With a comically hysterical sigh, she switches off the engine and collapses over the wheel, honking the horn and startling herself. She laughs and straightens, and drops the keys in her purse. “Okay. We survived.”

Yes. A cab ride from Paris’ Latin Quarter to the Gare de Lyon train station, two and a half hours to Avignon. Thirty minutes in the hire-car parking lot while Caroly re-taught herself how to drive, not having done so in five years. And finally an hour’s journey—with a detour to collect groceries—to our destination.

Any one of those steps on its own would be enough to mire me in churning, nauseous worry for days beforehand. All of them together, strung in a terrifying marathon? Torture.

Except…

It’s bizarre, I think, opening the door and stepping into the cool air, but I’ve emerged nearly Zen at the end of the ordeal. As though I slipped through a wormhole into the core of my own agoraphobia and shot out the other side so coated in panic, I’m not afraid.

Stretching, I take in the countryside, the hills dyed mauve by the approaching dusk. We didn’t pass any other vehicles in the final kilometers of the trip. Caroly wanted remote and rustic, and she’s gotten it.

I fill my lungs with air more clean and fragrant than I’ve smelled in forever. Small wonder—this is the farthest I’ve traveled in nearly fifteen years. Heaven knows what grasses and flowers I’ll prove allergic to, after breathing nothing but city air since adolescence.

Driving stress forgotten, Caroly claps, grinning at the cottage. “It’s just like the photos.” Photos she’s been ogling obsessively on her phone for weeks.

“Nicer, even. Let’s hope the inside proves just as suitable.”

“Look! There’s my chim-ney,” she says in a sing-song, pointing to the roof. She’s been very excited by the prospect of fireplace access.

We gather our bags and the groceries from the trunk and carry them up the flagstones. The house is ancient, pleasantly so. Stone walls, pitched tile roof sprouting flowers, the window panes thick and wavery. Caroly consults a print-out then heads to an assembly of potted plants, poking in the largest urn until she holds up a key, triumphant.

“I won’t get to pick the lock then,” I say, pretending disappointment.

“Ooh, neat.” She returns and shows me the key, a knobby old charming thing from a more prideful time when we bothered to give flourish to everyday objects. The door lock matches, its scalloped edges boasting a decorative inlay of vines. It opens with a satisfying, loud click, and Caroly pushes the door in on whining hinges.

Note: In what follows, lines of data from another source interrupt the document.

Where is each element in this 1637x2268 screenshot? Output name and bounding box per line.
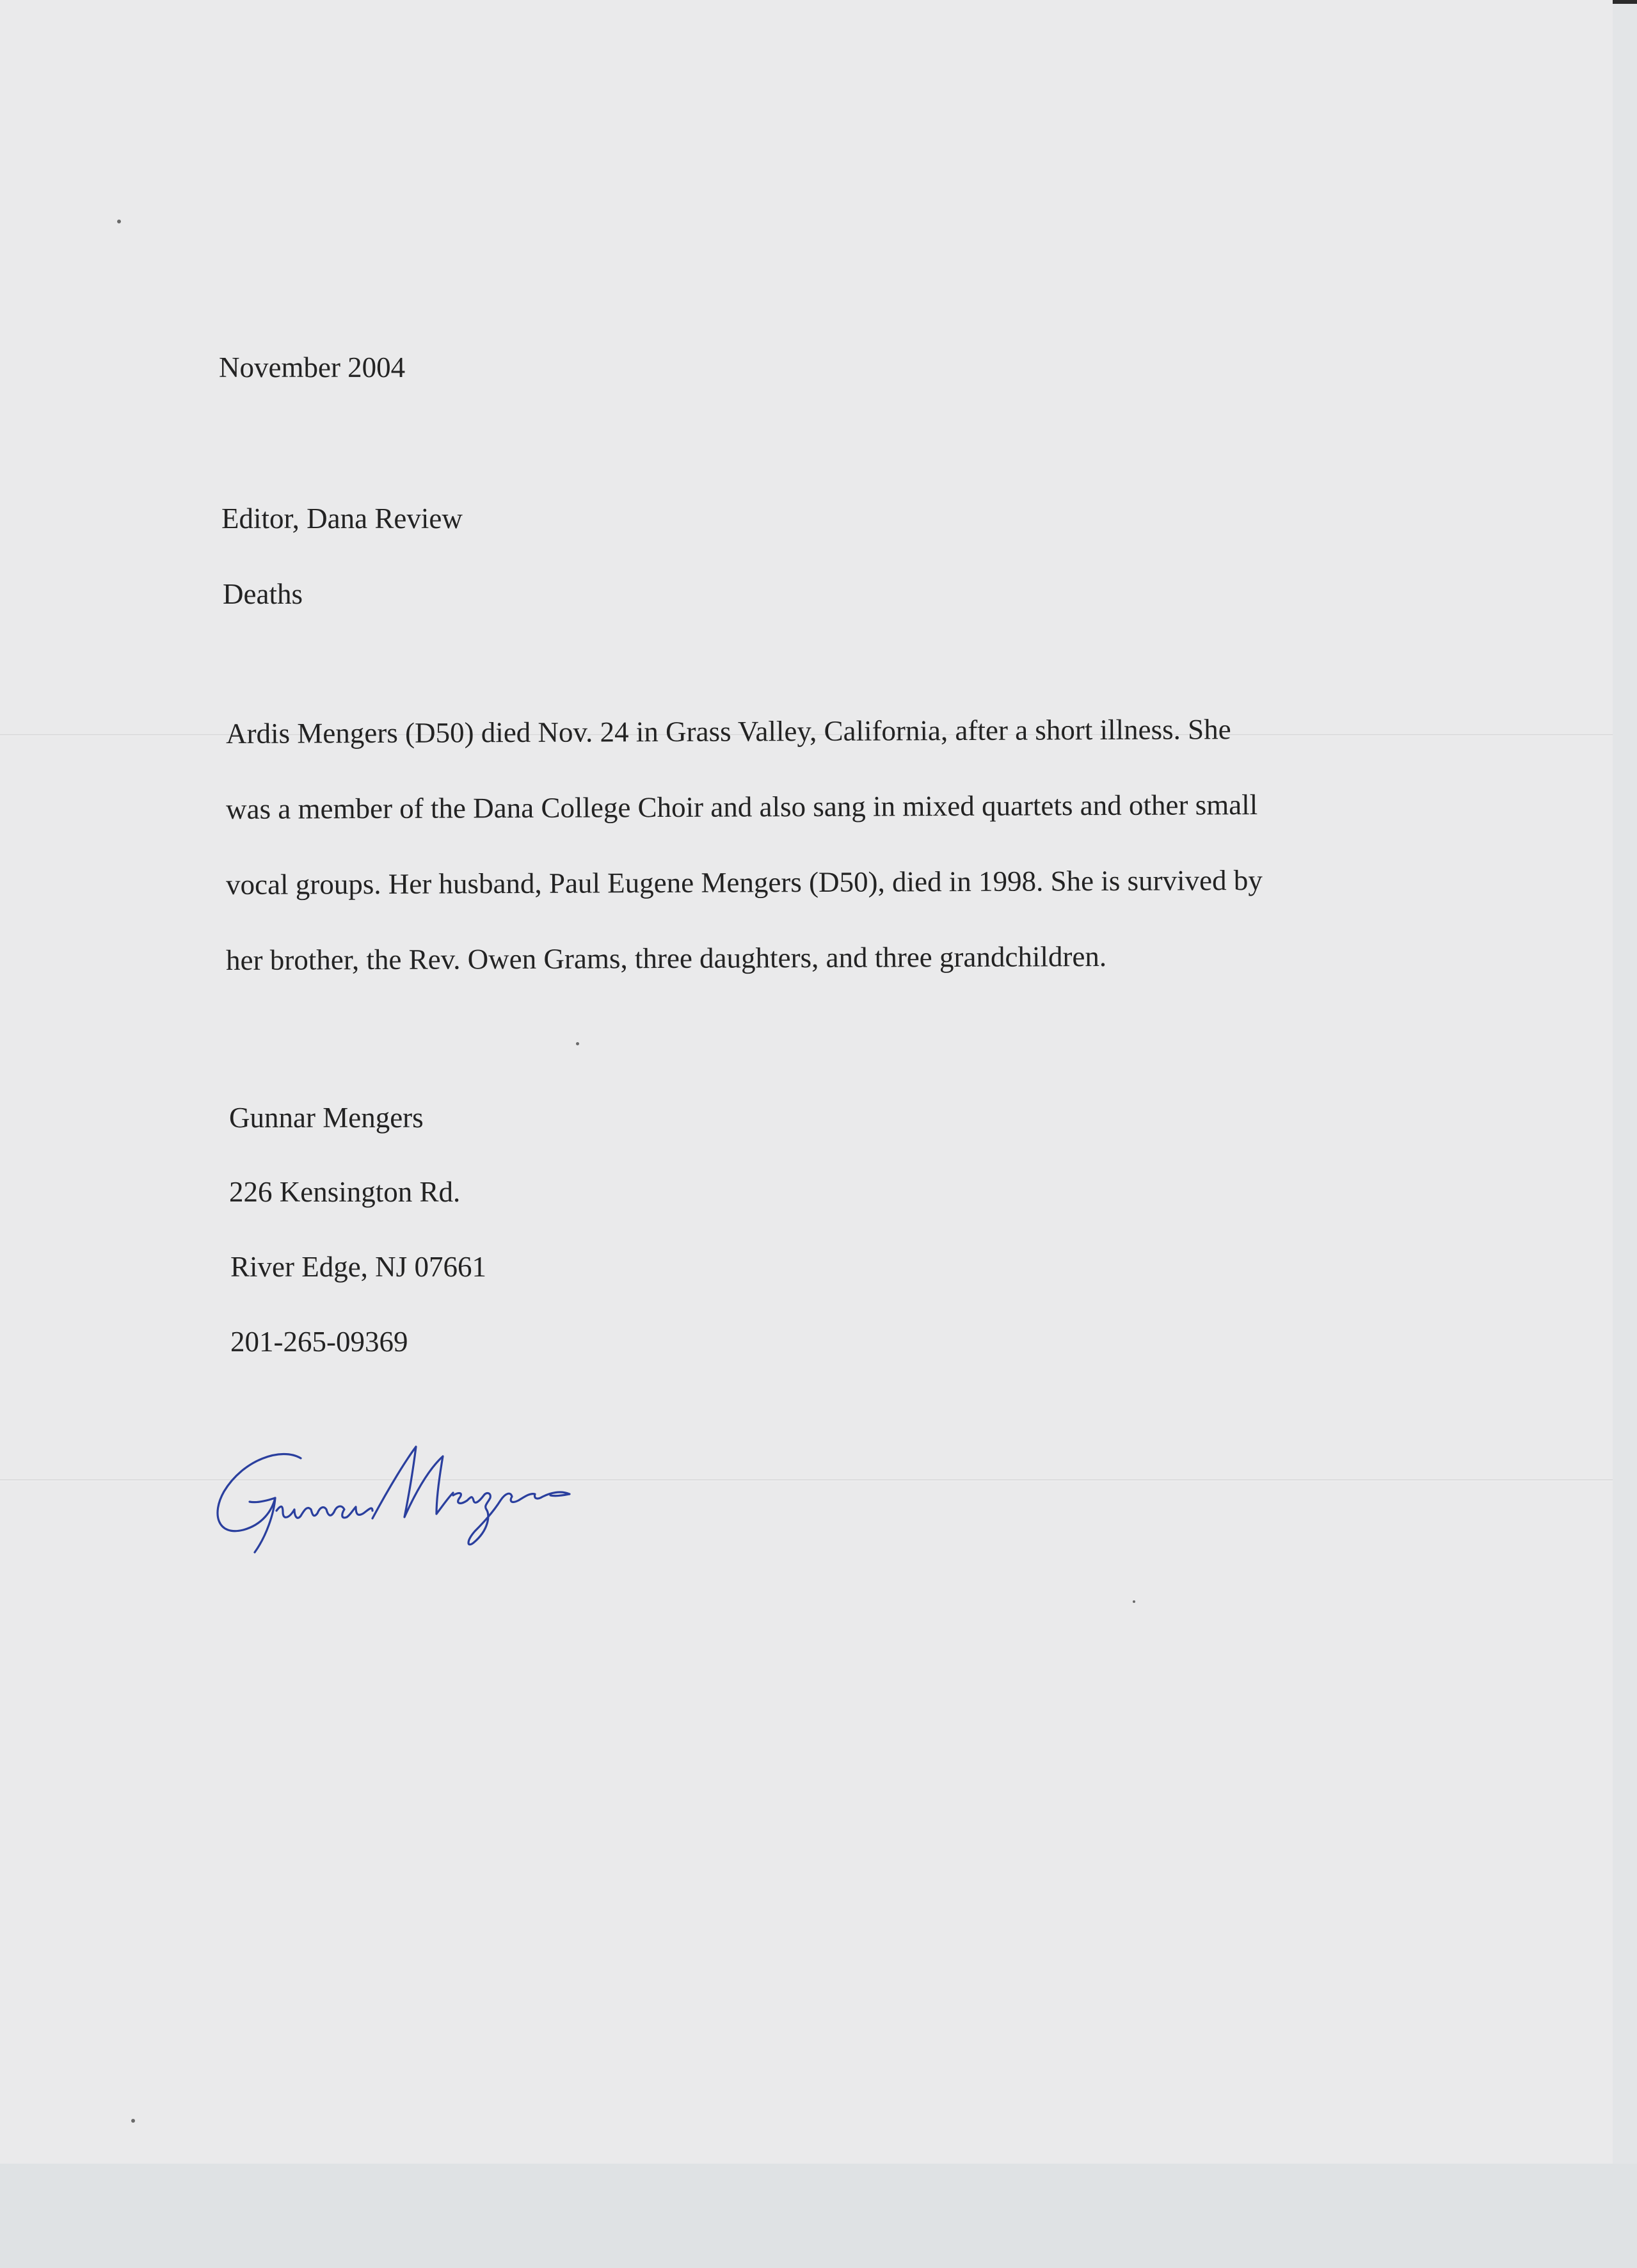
sender-name: Gunnar Mengers [229, 1102, 424, 1134]
sender-phone: 201-265-09369 [230, 1326, 408, 1358]
sender-city: River Edge, NJ 07661 [230, 1251, 486, 1283]
scanner-bed-strip [0, 2164, 1637, 2268]
body-line-4: her brother, the Rev. Owen Grams, three daughters, and three grandchildren. [225, 940, 1107, 976]
paper-speck [1133, 1600, 1135, 1603]
paper-speck [117, 220, 121, 223]
body-line-1: Ardis Mengers (D50) died Nov. 24 in Grass Valley, California, after a short illness. She [225, 713, 1231, 750]
body-line-3: vocal groups. Her husband, Paul Eugene Mengers (D50), died in 1998. She is survived by [225, 864, 1263, 901]
body-line-2: was a member of the Dana College Choir and also sang in mixed quartets and other small [225, 788, 1258, 825]
letter-subject: Deaths [223, 578, 303, 610]
paper-speck [131, 2119, 135, 2123]
letter-date: November 2004 [219, 351, 406, 383]
handwritten-signature [205, 1434, 691, 1562]
letter-recipient: Editor, Dana Review [221, 503, 463, 535]
sender-street: 226 Kensington Rd. [229, 1176, 461, 1208]
paper-speck [576, 1042, 579, 1045]
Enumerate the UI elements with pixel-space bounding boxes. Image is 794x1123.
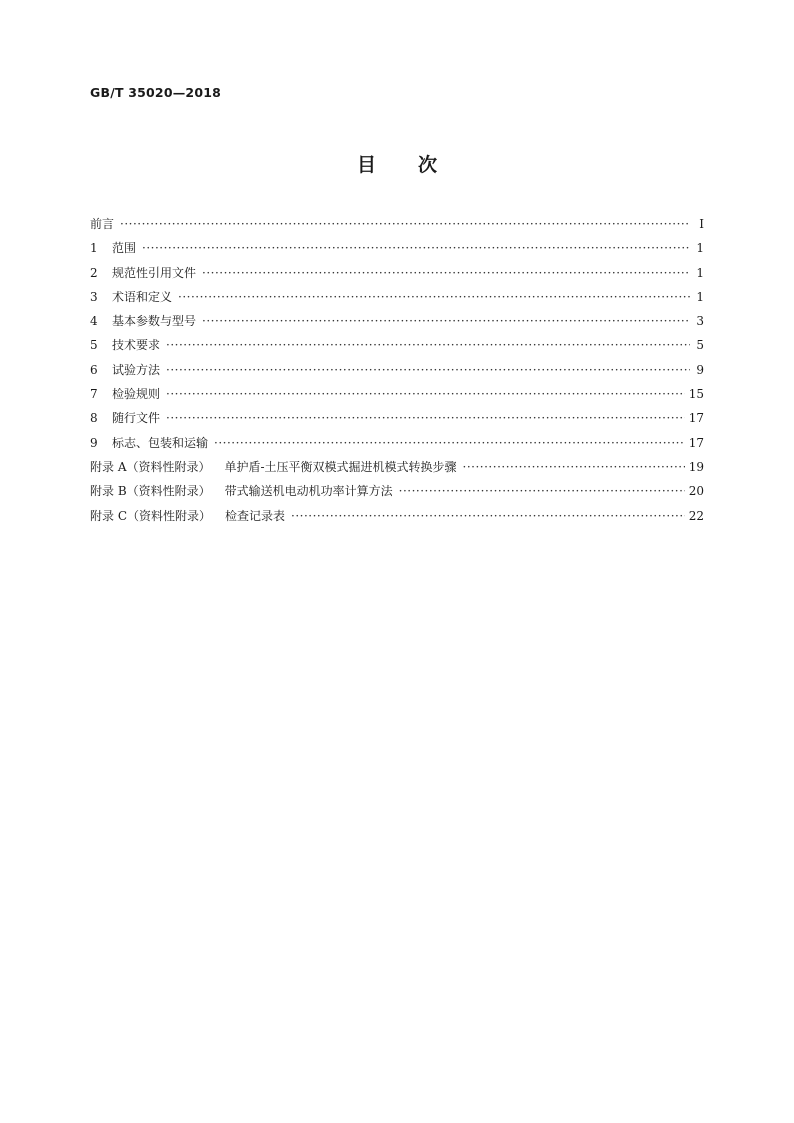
toc-entry-title: 前言 (90, 217, 115, 231)
leader-dots (463, 460, 685, 474)
toc-entry-3[interactable] (90, 288, 704, 312)
toc-entry-number: 3 (90, 289, 98, 304)
toc-entry-page: 5 (696, 338, 704, 353)
toc-entry-page: Ⅰ (699, 217, 704, 231)
table-of-contents (90, 215, 704, 531)
toc-appendix-prefix: 附录 C（资料性附录） (90, 508, 211, 523)
leader-dots (202, 266, 690, 280)
toc-appendix-prefix: 附录 A（资料性附录） (90, 459, 211, 474)
toc-entry-5[interactable] (90, 336, 704, 360)
toc-appendix-prefix: 附录 B（资料性附录） (90, 484, 211, 499)
toc-entry-title: 试验方法 (112, 362, 161, 377)
leader-dots (178, 290, 690, 304)
toc-entry-title: 标志、包装和运输 (112, 435, 209, 450)
toc-entry-2[interactable] (90, 264, 704, 288)
toc-entry-page: 19 (688, 459, 704, 474)
toc-entry-title: 检查记录表 (225, 508, 286, 523)
toc-entry-number: 1 (90, 241, 98, 256)
toc-entry-page: 1 (696, 241, 704, 256)
title-char-right: 次 (418, 154, 438, 176)
toc-entry-4[interactable] (90, 312, 704, 336)
leader-dots (166, 363, 690, 377)
toc-entry-page: 17 (688, 411, 704, 426)
toc-entry-number: 7 (90, 387, 98, 402)
toc-entry-title: 基本参数与型号 (112, 314, 197, 329)
toc-entry-page: 22 (688, 508, 704, 523)
toc-entry-page: 20 (688, 484, 704, 499)
leader-dots (291, 509, 685, 523)
toc-entry-appendix-b[interactable] (90, 482, 704, 506)
toc-entry-number: 6 (90, 362, 98, 377)
leader-dots (166, 411, 685, 425)
toc-entry-title: 技术要求 (112, 338, 161, 353)
toc-entry-page: 1 (696, 289, 704, 304)
toc-entry-page: 17 (688, 435, 704, 450)
toc-entry-foreword[interactable] (90, 215, 704, 239)
toc-entry-title: 带式输送机电动机功率计算方法 (224, 484, 393, 499)
toc-entry-9[interactable] (90, 434, 704, 458)
toc-entry-number: 9 (90, 435, 98, 450)
toc-entry-number: 4 (90, 314, 98, 329)
toc-entry-number: 8 (90, 411, 98, 426)
leader-dots (142, 241, 690, 255)
page-title (0, 150, 794, 177)
leader-dots (166, 338, 690, 352)
toc-entry-8[interactable] (90, 409, 704, 433)
leader-dots (202, 314, 690, 328)
leader-dots (214, 436, 685, 450)
toc-entry-number: 2 (90, 265, 98, 280)
toc-entry-appendix-c[interactable] (90, 507, 704, 531)
leader-dots (166, 387, 685, 401)
leader-dots (399, 484, 685, 498)
standard-code: GB/T 35020—2018 (90, 85, 222, 100)
title-char-left: 目 (356, 154, 376, 176)
toc-entry-title: 术语和定义 (112, 289, 173, 304)
toc-entry-title: 规范性引用文件 (112, 265, 197, 280)
toc-entry-title: 范围 (112, 241, 137, 256)
toc-entry-page: 15 (688, 387, 704, 402)
toc-entry-1[interactable] (90, 239, 704, 263)
leader-dots (120, 217, 690, 231)
toc-entry-page: 9 (696, 362, 704, 377)
toc-entry-page: 3 (696, 314, 704, 329)
toc-entry-6[interactable] (90, 361, 704, 385)
toc-entry-title: 随行文件 (112, 411, 161, 426)
toc-entry-appendix-a[interactable] (90, 458, 704, 482)
toc-entry-number: 5 (90, 338, 98, 353)
toc-entry-page: 1 (696, 265, 704, 280)
toc-entry-7[interactable] (90, 385, 704, 409)
toc-entry-title: 单护盾-土压平衡双模式掘进机模式转换步骤 (224, 459, 457, 474)
toc-entry-title: 检验规则 (112, 387, 161, 402)
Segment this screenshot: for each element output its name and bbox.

We head into the main room and find a lamp.

Her eyes light up, along with the bulb. “Oh. It’s perfect.”

“It is.”

The inside’s as rustic as the exterior, but with touches of modernity—old beams and stone, but the furniture is in good nick, rugs new, only the faintest whiff of mustiness. Far nicer than either of us had let ourselves expect. The ceilings are lower than in a modern home, but I don’t mind. I’m fairly tall but I’ve lived in a slope-cornered garret flat for years, and I enjoy feeling closed in upon.

We set our bags on the couch and carry the groceries through to the rear kitchen, small but well appointed, with a garden window overlooking the valley. I slide it open to let the breeze usher some of the closeness from the room. It’s early October and the rains ended a week ago. The autumn blooms have begun to make their debuts, dots of color in the distance and scrubby trees silhouetted against a darkening blue sky. We’ve missed the lavender, but the air is crisp, promising deep sleeps under warm blankets…should my brain allow such a thing beneath an unfamiliar roof.

I don’t like new places. The only explorations I’ve been comfortable undertaking are those bathed in candlelight, above, beneath and inside a new woman’s body. As a prostitute, my role was to navigate those landscapes with the intuition and confidence of a perennial lover, and I can say without bravado that I was excellent at my job.

But the outside world… There I’m as good as blind, lacking even the most basic internal compass, head full of static and screaming chemicals from my disorder at the mere thought of an unknown journey.